This book addresses multiple aspects of biological clocks in prokaryotes. The first part of the book deals with the circadian clock system in cyanobacteria, i.e. the pioneer of bacterial clocks. Starting with the history and background of cyanobacteria and circadian rhythms in microorganisms, the topics range from the molecular basis, structure and evolution of the circadian clock to modelling approaches, Kai systems in cyanobacteria and biotechnological applications. In the second part, emergent timekeeping properties of bacteria in microbiomes and bacteria other than cyanobacteria are discussed.
Since the discovery of circadian rhythms in cyanobacteria in the late 1980s, the field has exploded with new information. The cyanobacterial model system for studying circadian rhythms (Synechococcus elongatus), has allowed a detailed genetic dissection of the bacterial clock due to state-of-the-art methods in molecular, structural, and evolutionary biology. Cutting-edge research spanning from cyanobacteria and circadian phenomena in other kinds of bacteria, to microbiomes has now given the field another major boost. This book is aimed at junior and senior researchers alike. Students or researchers new to the field of biological clocks in prokaryotes will get a comprehensive overview, while more experienced researchers will get an update on the latest developments.

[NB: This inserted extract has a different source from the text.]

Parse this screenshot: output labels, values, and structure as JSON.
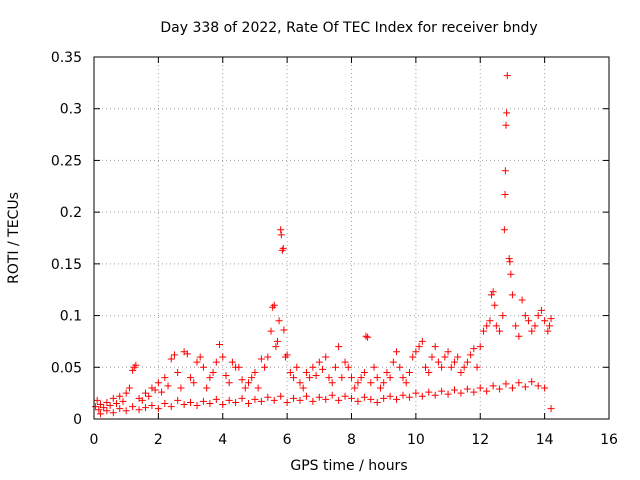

Carl Hirschie Johnson earned his B.A. at the University of Texas, followed by graduate work with Colin Pittendrigh, a pioneer of chronobiology, at Stanford University. A postdoctoral fellowship with the clocks and bioluminescence expert J. Woodland (‘Woody’) Hastings at Harvard University completed his training. Johnson is now Cornelius Vanderbilt Professor of Biological Sciences at Vanderbilt University and his laboratory studies circadian biological clocks from perspectives ranging from molecules (biochemistry and biophysics) to populations (evolution and adaptive fitness). He served as President of the Society for Research on Biological Rhythms (SRBR), the major international society of chronobiologists in 2012-2014.
Michael Rust earned his B.S. in Physics & Mathematics at Harvey Mudd College, Claremont, CA, USA, and did his PhD in Physics at Harvard University, Cambridge, MA. Michael Rust is now an Associate Professor in the Department of Molecular Genetics and Cell Biology & the Department of Physics at the University of Chicago, Chicago, Illinois. He is also the Director of the Institute for Biophysical Dynamics. Dr Rust and his research group have the goal of combining experimental measurements with mathematical analyses to understand dynamical behaviour in biology. A major focus of the lab is the circadian clock in cyanobacteria, where a system of purified proteins is capable of generating a remarkably robust 24-hour oscillation in protein phosphorylation that is used to organize cellular physiology.